The olive trees will then be cut back after the frosts, usually by the end of February, into a wine glass shape with the large branches at the base forming the shape, and allowing the light to penetrate the middle of the tree and promote fresh new growth for the forthcoming season.
Ensure that your olives are clean, free from infection, insects or damage. With a sharp knife, make a cross in the top of each olive to allow the water to penetrate.
Place your olives in a large plastic food lidded container, cover with water and ensure they are full immersed, perhaps weighting them down. Lightly cover with the lid and place in a dark place with no daylight. At least once a day change the water, rinse the olives, and repeat the process. Do this for 7 days, then check an olive to see if the bitterness has been removed. If not, continue the daily process as necessary.
Once ready prepare your finishing brine. Take 2 litres of water, 200g of salt, ¾ cup of white wine vinegar. These quantities are suitable for 2-2.5kg of olives. Place the olives in a storage jar and cover with the brine. They will store in the refrigerator for up to a year.
Whatever the variety, Extra Virgin Olive Oil is the most pure, a clean taste and the lowest level of acidity. Some chefs will say not to cook with Olive oil as its qualities and aromas “disappear up the chimney”. They claim that Olive Oil should be used for added to the finished dish or drizzling on salads, soups, or simply enjoyed as a dip sauce with fresh bread.

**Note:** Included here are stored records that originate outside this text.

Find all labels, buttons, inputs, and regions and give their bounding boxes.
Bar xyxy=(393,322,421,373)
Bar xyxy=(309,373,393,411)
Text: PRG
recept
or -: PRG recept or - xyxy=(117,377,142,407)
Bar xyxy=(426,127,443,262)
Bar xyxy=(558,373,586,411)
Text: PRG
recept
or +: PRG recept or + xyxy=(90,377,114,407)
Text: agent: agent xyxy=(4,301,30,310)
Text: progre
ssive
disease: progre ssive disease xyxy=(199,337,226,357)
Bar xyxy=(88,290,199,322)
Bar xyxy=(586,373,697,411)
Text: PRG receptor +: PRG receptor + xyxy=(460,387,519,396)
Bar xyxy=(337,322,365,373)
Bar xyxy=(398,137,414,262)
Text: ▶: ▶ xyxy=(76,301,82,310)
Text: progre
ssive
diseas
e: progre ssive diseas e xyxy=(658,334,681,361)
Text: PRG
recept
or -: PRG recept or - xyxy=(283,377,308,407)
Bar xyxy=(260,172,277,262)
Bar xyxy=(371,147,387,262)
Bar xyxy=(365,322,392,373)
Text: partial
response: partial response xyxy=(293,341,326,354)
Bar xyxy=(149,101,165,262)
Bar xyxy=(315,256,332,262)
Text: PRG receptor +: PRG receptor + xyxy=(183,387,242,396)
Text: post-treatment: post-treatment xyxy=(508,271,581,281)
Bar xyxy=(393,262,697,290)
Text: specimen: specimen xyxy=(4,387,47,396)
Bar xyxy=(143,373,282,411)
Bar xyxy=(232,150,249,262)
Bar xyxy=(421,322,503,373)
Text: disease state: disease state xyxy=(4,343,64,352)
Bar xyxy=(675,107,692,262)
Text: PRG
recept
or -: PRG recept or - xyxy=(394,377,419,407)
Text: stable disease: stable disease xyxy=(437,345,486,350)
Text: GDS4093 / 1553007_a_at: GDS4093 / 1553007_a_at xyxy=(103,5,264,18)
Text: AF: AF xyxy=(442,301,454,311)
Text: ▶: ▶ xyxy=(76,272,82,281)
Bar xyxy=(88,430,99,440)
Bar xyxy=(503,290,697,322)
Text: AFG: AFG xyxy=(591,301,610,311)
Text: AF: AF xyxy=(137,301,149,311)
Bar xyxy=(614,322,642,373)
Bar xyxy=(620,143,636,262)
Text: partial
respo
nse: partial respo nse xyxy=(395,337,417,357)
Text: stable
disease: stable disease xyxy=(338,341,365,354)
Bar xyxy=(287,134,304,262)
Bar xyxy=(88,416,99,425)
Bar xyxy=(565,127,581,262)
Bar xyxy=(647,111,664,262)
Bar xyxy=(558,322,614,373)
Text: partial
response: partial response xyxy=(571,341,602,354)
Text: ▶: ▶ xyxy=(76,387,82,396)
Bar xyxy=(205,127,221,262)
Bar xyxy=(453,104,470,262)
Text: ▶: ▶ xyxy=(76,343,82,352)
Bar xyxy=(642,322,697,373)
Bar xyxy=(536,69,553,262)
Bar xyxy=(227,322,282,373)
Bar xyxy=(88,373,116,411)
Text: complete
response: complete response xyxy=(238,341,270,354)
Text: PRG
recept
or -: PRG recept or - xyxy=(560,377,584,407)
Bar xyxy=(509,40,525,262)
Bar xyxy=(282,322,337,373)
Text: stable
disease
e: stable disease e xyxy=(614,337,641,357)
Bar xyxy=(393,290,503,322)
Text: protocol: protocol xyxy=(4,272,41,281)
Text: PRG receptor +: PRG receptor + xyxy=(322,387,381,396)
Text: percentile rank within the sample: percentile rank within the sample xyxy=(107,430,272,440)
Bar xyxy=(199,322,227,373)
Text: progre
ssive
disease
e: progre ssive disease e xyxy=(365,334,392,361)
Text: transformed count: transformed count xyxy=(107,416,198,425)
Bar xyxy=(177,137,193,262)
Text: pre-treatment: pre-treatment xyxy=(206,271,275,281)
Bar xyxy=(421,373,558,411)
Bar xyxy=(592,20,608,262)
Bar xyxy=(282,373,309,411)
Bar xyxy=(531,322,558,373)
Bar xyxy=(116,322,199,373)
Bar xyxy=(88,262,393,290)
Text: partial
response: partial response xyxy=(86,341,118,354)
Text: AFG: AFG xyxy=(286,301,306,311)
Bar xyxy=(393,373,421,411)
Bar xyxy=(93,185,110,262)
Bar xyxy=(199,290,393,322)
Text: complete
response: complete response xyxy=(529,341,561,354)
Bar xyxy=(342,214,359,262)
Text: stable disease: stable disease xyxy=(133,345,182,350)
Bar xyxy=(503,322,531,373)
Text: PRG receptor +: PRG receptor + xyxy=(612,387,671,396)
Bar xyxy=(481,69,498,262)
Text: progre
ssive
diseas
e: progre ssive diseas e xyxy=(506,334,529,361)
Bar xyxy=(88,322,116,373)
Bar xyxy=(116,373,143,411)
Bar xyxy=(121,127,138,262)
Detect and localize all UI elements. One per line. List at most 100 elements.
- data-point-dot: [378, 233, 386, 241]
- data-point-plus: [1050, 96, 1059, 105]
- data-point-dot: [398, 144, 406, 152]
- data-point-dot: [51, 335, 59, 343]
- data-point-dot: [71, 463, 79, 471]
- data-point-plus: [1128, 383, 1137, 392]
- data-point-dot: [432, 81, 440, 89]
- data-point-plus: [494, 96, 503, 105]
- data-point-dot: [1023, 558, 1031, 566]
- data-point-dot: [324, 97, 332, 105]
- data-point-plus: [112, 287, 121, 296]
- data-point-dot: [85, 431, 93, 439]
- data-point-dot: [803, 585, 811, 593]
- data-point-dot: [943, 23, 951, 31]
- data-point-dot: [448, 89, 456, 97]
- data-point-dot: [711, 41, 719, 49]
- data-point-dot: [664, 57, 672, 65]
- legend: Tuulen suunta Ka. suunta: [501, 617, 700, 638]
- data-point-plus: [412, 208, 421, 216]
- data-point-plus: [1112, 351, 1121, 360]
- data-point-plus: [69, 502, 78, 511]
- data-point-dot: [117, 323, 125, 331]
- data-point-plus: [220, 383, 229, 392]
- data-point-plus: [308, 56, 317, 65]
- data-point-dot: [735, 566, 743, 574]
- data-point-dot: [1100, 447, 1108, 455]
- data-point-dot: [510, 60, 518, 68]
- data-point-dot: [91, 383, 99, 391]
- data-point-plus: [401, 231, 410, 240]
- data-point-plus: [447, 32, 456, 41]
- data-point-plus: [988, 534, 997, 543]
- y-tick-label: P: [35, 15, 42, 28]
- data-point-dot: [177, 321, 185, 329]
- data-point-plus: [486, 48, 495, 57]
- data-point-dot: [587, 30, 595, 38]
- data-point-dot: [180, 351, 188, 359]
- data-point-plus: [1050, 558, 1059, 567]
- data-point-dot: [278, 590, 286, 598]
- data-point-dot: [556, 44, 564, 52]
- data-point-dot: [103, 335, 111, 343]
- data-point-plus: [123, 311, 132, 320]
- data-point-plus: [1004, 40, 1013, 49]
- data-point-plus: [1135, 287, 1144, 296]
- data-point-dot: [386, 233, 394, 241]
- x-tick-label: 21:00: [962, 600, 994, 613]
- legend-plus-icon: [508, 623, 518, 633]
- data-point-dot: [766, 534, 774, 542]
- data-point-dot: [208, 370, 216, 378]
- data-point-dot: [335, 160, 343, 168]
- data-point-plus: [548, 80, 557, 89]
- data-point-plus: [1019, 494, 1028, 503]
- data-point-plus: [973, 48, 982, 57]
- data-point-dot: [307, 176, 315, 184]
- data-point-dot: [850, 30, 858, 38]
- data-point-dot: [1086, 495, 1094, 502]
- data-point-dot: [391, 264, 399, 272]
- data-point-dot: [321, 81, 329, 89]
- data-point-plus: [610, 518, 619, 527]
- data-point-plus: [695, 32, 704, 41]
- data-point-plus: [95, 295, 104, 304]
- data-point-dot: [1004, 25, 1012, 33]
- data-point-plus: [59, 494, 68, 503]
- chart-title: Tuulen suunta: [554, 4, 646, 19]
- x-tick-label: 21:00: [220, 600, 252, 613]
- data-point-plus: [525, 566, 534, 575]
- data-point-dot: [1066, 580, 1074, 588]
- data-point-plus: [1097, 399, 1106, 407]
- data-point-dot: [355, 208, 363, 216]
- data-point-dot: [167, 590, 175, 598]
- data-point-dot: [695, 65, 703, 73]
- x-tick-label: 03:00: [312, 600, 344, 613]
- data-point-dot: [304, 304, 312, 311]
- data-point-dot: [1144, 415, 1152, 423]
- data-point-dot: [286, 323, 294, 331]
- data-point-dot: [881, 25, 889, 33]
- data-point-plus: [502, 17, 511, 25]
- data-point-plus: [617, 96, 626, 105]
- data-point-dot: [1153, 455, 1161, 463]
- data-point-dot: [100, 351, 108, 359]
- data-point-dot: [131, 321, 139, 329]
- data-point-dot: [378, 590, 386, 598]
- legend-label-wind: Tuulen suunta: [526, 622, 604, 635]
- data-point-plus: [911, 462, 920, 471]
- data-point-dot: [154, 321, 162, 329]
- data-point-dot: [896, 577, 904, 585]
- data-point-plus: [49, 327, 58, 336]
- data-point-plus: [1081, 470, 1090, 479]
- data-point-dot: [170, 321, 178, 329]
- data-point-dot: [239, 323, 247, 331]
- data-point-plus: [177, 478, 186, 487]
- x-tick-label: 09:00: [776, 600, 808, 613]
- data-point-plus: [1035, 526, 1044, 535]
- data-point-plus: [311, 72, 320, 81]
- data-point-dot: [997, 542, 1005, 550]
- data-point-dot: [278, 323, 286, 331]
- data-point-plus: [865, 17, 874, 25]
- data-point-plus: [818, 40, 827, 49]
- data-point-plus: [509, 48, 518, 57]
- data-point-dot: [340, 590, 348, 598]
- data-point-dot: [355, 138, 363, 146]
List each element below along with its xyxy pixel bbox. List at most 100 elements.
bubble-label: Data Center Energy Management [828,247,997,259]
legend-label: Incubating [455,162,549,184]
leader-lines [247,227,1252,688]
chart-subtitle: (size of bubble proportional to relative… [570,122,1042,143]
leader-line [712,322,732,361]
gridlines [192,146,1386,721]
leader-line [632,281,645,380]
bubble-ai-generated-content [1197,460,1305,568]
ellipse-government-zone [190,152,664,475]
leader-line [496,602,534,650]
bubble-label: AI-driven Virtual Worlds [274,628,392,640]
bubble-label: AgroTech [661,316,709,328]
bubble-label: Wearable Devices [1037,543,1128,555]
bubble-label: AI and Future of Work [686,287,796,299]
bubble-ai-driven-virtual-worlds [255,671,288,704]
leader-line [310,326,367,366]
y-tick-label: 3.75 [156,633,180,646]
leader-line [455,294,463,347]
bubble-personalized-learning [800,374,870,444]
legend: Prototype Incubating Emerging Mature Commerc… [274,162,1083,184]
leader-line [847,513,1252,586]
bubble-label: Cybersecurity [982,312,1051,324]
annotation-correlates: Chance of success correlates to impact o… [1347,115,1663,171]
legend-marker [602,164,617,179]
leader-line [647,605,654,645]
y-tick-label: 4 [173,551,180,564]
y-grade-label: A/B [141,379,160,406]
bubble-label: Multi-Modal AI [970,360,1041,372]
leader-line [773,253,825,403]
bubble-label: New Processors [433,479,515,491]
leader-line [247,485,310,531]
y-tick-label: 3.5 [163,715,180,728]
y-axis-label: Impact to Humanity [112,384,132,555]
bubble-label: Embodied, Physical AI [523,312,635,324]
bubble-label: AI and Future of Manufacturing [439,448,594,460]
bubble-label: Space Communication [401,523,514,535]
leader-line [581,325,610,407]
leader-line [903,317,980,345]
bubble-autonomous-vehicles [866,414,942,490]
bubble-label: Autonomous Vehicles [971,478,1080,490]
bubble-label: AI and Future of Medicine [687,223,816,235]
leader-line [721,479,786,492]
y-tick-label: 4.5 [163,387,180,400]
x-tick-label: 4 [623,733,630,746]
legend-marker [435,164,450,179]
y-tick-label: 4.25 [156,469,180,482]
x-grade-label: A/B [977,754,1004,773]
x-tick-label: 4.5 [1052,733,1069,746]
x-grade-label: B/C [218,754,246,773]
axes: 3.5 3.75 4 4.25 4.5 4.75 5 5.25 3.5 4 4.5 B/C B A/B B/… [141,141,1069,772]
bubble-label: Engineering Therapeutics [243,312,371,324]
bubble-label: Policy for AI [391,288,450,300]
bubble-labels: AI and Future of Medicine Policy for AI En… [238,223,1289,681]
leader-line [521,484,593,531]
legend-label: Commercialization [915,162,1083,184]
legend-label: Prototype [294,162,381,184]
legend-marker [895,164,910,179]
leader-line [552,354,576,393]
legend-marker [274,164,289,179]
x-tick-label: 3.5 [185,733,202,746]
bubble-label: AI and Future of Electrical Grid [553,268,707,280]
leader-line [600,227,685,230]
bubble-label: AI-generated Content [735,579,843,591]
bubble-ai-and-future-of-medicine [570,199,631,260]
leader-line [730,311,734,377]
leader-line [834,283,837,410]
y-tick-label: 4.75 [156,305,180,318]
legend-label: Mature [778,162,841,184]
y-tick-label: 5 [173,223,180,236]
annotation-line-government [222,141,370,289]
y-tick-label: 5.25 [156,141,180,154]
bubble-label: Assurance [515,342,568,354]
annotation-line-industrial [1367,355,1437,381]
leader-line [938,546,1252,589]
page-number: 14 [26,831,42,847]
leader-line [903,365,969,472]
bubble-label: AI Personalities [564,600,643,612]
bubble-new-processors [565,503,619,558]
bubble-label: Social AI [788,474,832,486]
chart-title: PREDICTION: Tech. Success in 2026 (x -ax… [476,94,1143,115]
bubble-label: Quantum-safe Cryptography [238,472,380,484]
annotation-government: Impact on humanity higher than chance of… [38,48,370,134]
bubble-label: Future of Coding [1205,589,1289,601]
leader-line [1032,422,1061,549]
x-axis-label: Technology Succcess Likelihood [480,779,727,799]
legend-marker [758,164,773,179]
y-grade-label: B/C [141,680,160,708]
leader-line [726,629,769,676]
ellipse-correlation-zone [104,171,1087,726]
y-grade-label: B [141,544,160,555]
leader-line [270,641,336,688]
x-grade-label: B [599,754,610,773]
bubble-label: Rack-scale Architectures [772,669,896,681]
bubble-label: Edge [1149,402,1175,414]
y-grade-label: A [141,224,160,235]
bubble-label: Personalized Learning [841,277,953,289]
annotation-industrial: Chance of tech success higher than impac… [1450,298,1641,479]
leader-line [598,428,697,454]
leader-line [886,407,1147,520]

Of course, Olive Oil is included in almost all Mediterranean cooking. It is also a known fact that the Mediterranean diet is one of the healthiest in the world and we have already explained its attributes.
Olive Oil Dip
200ml of Extra Virgin Olive Oil 1 tsp of crushed garlic
Zest of 2 lemons
2 sprigs rosemary
½ tsp chilli flakes
2 tsps of chopped parsley
Crushed salt to taste
Bring oil, garlic, lemon zest, chilli flakes and rosemary to a simmer, do not allow to boil. Continue to simmer for 2 minutes, take off the heat and allow to infuse and cool. Remove the rosemary springs, add the chopped parsley, season with salt and serve with a bread of your choosing.
200g Black olives – chopped 1 crushed garlic clove
1 tsp of dried basil
1 tbsp of Olive Oil
3 tbsp of grated parmesan
Seasoning to taste
Mix all the ingredients, place in the refrigerator for an hour or so before serving on small slices of toasted baguette.